# Works of Elena Shumilova



## Farmtex (Feb 17, 2014)

If you haven't seen these pictures, it is worth your time.
Russian Mother Takes Magical Pictures of Her 2 Kids with Animals on Her Farm











​​





​Farmtex


----------



## SeaBreeze (Feb 17, 2014)

I very much enjoyed those photos, they are so peaceful and natural.


----------



## Raven (Feb 17, 2014)

Wonderful pictures, they are a joy to see!


----------



## Jackie22 (Feb 17, 2014)

These are wonderful, Farmtex, thanks for posting, and welcome to the forum.


----------



## Denise1952 (Feb 19, 2014)

omygosh!!!!!!!  These are like the most beautiful photos I have seen in a long time, and I've never seen any like them!  She is wonderful, thank you Farmtex for sharing!! Denise


----------



## Farmtex (Feb 19, 2014)

Raven said:


> Wonderful pictures, they are a joy to see!



glad you enjoyed them


----------



## Farmtex (Feb 19, 2014)

Jackie22 said:


> These are wonderful, Farmtex, thanks for posting, and welcome to the forum.

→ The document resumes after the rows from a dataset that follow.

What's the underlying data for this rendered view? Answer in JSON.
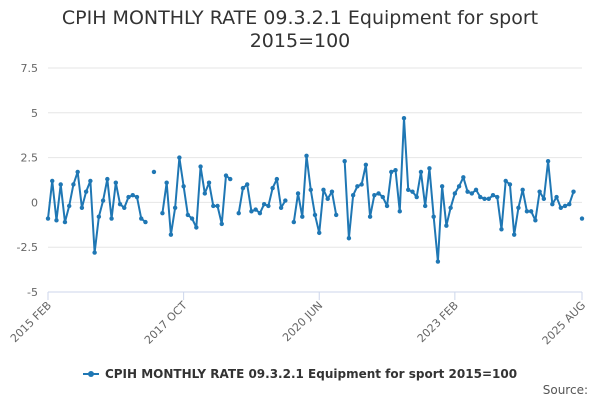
{
  "chart_data": {
    "type": "line",
    "title": "CPIH MONTHLY RATE 09.3.2.1 Equipment for sport",
    "subtitle": "2015=100",
    "xlabel": "",
    "ylabel": "",
    "ylim": [
      -5,
      7.5
    ],
    "yticks": [
      -5,
      -2.5,
      0,
      2.5,
      5,
      7.5
    ],
    "ytick_labels": [
      "-5",
      "-2.5",
      "0",
      "2.5",
      "5",
      "7.5"
    ],
    "xtick_labels": [
      "2015 FEB",
      "2017 OCT",
      "2020 JUN",
      "2023 FEB",
      "2025 AUG"
    ],
    "xtick_indices": [
      0,
      32,
      64,
      96,
      126
    ],
    "grid": true,
    "legend_position": "bottom",
    "series": [
      {
        "name": "CPIH MONTHLY RATE 09.3.2.1 Equipment for sport 2015=100",
        "color": "#1f77b4",
        "start": "2015 FEB",
        "values": [
          -0.9,
          1.2,
          -1.0,
          1.0,
          -1.1,
          -0.2,
          1.0,
          1.7,
          -0.3,
          0.6,
          1.2,
          -2.8,
          -0.8,
          0.1,
          1.3,
          -0.9,
          1.1,
          -0.1,
          -0.3,
          0.3,
          0.4,
          0.3,
          -0.9,
          -1.1,
          null,
          1.7,
          null,
          -0.6,
          1.1,
          -1.8,
          -0.3,
          2.5,
          0.9,
          -0.7,
          -0.9,
          -1.4,
          2.0,
          0.5,
          1.1,
          -0.2,
          -0.2,
          -1.2,
          1.5,
          1.3,
          null,
          -0.6,
          0.8,
          1.0,
          -0.5,
          -0.4,
          -0.6,
          -0.1,
          -0.2,
          0.8,
          1.3,
          -0.3,
          0.1,
          null,
          -1.1,
          0.5,
          -0.8,
          2.6,
          0.7,
          -0.7,
          -1.7,
          0.7,
          0.2,
          0.6,
          -0.7,
          null,
          2.3,
          -2.0,
          0.4,
          0.9,
          1.0,
          2.1,
          -0.8,
          0.4,
          0.5,
          0.3,
          -0.2,
          1.7,
          1.8,
          -0.5,
          4.7,
          0.7,
          0.6,
          0.3,
          1.7,
          -0.2,
          1.9,
          -0.8,
          -3.3,
          0.9,
          -1.3,
          -0.3,
          0.5,
          0.9,
          1.4,
          0.6,
          0.5,
          0.7,
          0.3,
          0.2,
          0.2,
          0.4,
          0.3,
          -1.5,
          1.2,
          1.0,
          -1.8,
          -0.3,
          0.7,
          -0.5,
          -0.5,
          -1.0,
          0.6,
          0.2,
          2.3,
          -0.1,
          0.3,
          -0.3,
          -0.2,
          -0.1,
          0.6,
          null,
          -0.9
        ]
      }
    ]
  },
  "legend": {
    "label": "CPIH MONTHLY RATE 09.3.2.1 Equipment for sport 2015=100"
  },
  "footer": {
    "source": "Source:"
  }
}
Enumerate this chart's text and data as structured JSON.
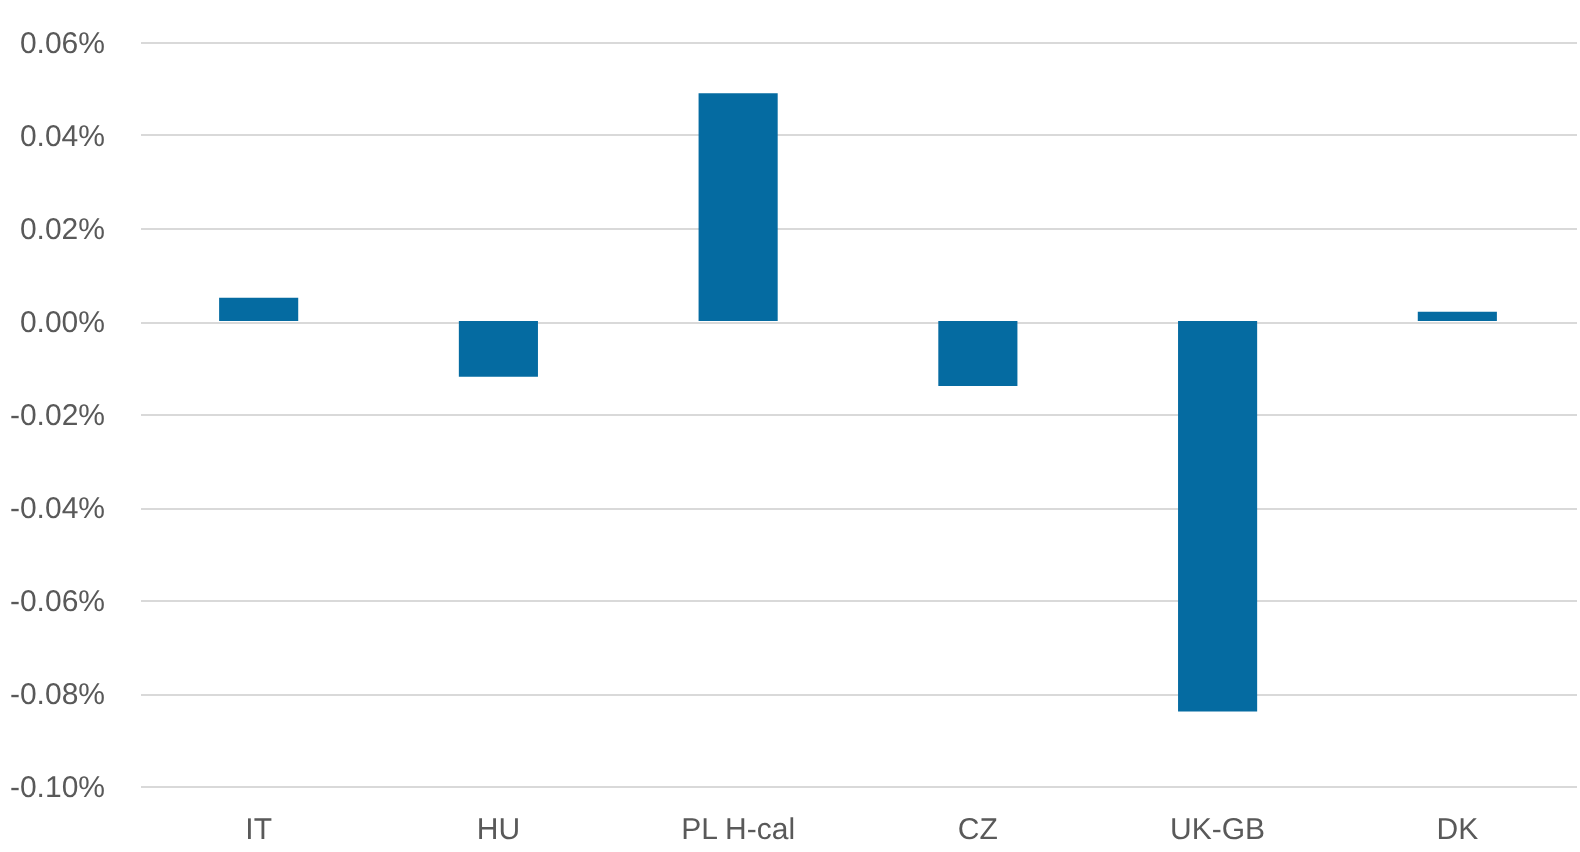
{
  "chart_data": {
    "type": "bar",
    "categories": [
      "IT",
      "HU",
      "PL H-cal",
      "CZ",
      "UK-GB",
      "DK"
    ],
    "values": [
      0.005,
      -0.012,
      0.049,
      -0.014,
      -0.084,
      0.002
    ],
    "color": "#056ba1",
    "ylim": [
      -0.1,
      0.06
    ],
    "yticks": [
      {
        "value": -0.1,
        "label": "-0.10%"
      },
      {
        "value": -0.08,
        "label": "-0.08%"
      },
      {
        "value": -0.06,
        "label": "-0.06%"
      },
      {
        "value": -0.04,
        "label": "-0.04%"
      },
      {
        "value": -0.02,
        "label": "-0.02%"
      },
      {
        "value": 0,
        "label": "0.00%"
      },
      {
        "value": 0.02,
        "label": "0.02%"
      },
      {
        "value": 0.04,
        "label": "0.04%"
      },
      {
        "value": 0.06,
        "label": "0.06%"
      }
    ],
    "grid": "y"
  }
}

They are remarkable. Glad you enjoyed them. Thanks for the welcome.


----------



## Farmtex (Feb 19, 2014)

nwlady said:


> omygosh!!!!!!!  These are like the most beautiful photos I have seen in a long time, and I've never seen any like them!  She is wonderful, thank you Farmtex for sharing!! Denise



Their beauty is indeed striking. Amazing how the lady sees her world.


----------



## Katybug (Feb 19, 2014)

Gifted artist and then some.  Incredible pix and thank you so much for sharing.  I'll be looking at them over and over again.

I've had some minor health issues and haven't been on the board for awhile, but welcome to you!


----------



## Farmtex (Feb 19, 2014)

Katybug said:


> Gifted artist and then some.  Incredible pix and thank you so much for sharing.  I'll be looking at them over and over again.
> 
> I've had some minor health issues and haven't been on the board for awhile, but welcome to you!



So glad you enjoyed them Katybug and thank you for the welcome. I wish you well.


----------